Retirement account inflation adjustments issued for 2023

By Martha Waggoner

The IRS on Friday announced the 2023 inflation-adjusted dollar-amount ceilings and thresholds for a wide range of qualified retirement plans and accounts, including traditional individual retirement arrangements (IRAs) and Roth IRAs (Notice 2022-55). The notice also provides the 2023 limits on elective deferrals for plans under Sec. 401(k) and Sec. 403(b) and most plans under Sec. 457.

The Service set $22,500 as the amount that individuals can contribute to Sec. 401(k) plans in 2023, up from $20,500 for 2022. The increase also applies to Sec. 403(b) plans, most Sec. 457 plans, and the federal government's Thrift Savings Plan.

The limit on annual contributions to an IRA increased to $6,500, up from $6,000. The IRA catch-up contribution limit for individuals aged 50 and over is not subject to an annual cost-of-living (COLA) adjustment and remains $1,000.

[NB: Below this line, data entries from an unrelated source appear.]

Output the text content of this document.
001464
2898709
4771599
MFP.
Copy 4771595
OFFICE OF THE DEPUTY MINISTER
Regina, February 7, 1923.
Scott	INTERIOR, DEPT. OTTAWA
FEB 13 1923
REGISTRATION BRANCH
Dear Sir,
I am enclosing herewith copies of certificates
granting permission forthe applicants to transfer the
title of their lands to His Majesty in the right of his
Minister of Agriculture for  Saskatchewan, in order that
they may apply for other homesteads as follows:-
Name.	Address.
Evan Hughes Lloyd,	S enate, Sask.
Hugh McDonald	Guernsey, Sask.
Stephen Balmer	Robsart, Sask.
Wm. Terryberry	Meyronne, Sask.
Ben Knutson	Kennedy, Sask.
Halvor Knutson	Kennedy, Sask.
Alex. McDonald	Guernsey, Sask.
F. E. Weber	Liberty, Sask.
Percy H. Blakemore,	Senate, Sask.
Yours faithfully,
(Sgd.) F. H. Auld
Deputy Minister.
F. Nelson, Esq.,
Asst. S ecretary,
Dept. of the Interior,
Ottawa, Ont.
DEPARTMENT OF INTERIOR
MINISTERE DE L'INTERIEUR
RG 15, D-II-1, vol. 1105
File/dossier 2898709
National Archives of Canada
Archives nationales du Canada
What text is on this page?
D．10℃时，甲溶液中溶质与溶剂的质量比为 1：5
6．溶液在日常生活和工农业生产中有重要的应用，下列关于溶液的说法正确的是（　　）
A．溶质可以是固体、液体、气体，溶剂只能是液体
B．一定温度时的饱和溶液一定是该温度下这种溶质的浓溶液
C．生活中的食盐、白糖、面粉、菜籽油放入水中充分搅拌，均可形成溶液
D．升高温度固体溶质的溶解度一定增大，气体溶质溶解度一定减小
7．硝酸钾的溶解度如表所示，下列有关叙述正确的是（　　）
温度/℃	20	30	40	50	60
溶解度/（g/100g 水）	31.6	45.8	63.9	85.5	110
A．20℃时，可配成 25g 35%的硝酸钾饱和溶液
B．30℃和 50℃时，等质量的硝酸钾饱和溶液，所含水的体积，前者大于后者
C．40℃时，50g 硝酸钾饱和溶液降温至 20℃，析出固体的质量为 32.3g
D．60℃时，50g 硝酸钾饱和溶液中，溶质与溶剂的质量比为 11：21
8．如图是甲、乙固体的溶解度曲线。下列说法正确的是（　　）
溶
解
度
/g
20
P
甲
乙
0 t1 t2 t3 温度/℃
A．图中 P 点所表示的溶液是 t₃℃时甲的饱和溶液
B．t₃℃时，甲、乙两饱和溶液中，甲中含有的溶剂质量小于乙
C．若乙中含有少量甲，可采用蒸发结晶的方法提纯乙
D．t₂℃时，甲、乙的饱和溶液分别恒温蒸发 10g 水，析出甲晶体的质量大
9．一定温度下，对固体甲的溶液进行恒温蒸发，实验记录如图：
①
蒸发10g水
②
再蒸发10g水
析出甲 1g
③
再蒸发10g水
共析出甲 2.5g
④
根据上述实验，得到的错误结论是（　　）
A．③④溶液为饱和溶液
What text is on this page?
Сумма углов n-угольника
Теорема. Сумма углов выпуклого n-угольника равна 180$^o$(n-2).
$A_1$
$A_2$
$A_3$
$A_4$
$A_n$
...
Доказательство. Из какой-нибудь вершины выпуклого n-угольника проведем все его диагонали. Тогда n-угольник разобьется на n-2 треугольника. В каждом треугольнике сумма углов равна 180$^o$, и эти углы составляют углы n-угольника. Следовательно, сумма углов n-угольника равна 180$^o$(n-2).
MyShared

The catch-up contribution limit for employees aged 50 and over who participate in 401(k), 403(b), most 457 plans, and the federal government's Thrift Savings Plan is increased to $7,500, up from $6,500. This means that, starting in 2023, these same participants can contribute up to $30,000.

The amount individuals can contribute to their SIMPLE retirement accounts is increased to $15,500, up from $14,000. The catch-up contribution limit for employees aged 50 and over who participate in SIMPLE plans is increased to $3,500, up from $3,000.

The income ranges for determining eligibility to make deductible contributions to traditional IRAs, to contribute to Roth IRAs, and to claim the saver's credit all increased for 2023.

For traditional IRAs, the phaseout ranges for 2023 are:

  • For single taxpayers covered by a workplace retirement plan, the phaseout range increases to between $73,000 and $83,000, up from between $68,000 and $78,000.
  • For married couples filing jointly, if the spouse making the IRA contribution is covered by a workplace retirement plan, the phaseout range increases to between $116,000 and $136,000, up from between $109,000 and $129,000.
  • For an IRA contributor who is not covered by a workplace retirement plan and is married to someone who is covered, the phaseout range increases to between $218,000 and $228,000, up from between $204,000 and $214,000.
  • For a married individual filing a separate return who is covered by a workplace retirement plan, the phaseout range is not subject to an annual COLA and remains between $0 and $10,000.

The income phaseout range for taxpayers making contributions to a Roth IRA increases to between $138,000 and $153,000 for singles and heads of household, up from between $129,000 and $144,000. For married couples filing jointly, the income phaseout range increases to between $218,000 and $228,000, up from between $204,000 and $214,000. The phaseout range for a married individual filing a separate return who makes contributions to a Roth IRA is not subject to an annual COLA and remains between $0 and $10,000.

The income limit for the saver's credit (also known as the retirement savings contributions credit) for low- and moderate-income workers is $73,000 for married couples filing jointly, up from $68,000; $54,750 for heads of household, up from $51,000; and $36,500 for singles and married individuals filing separately, up from $34,000.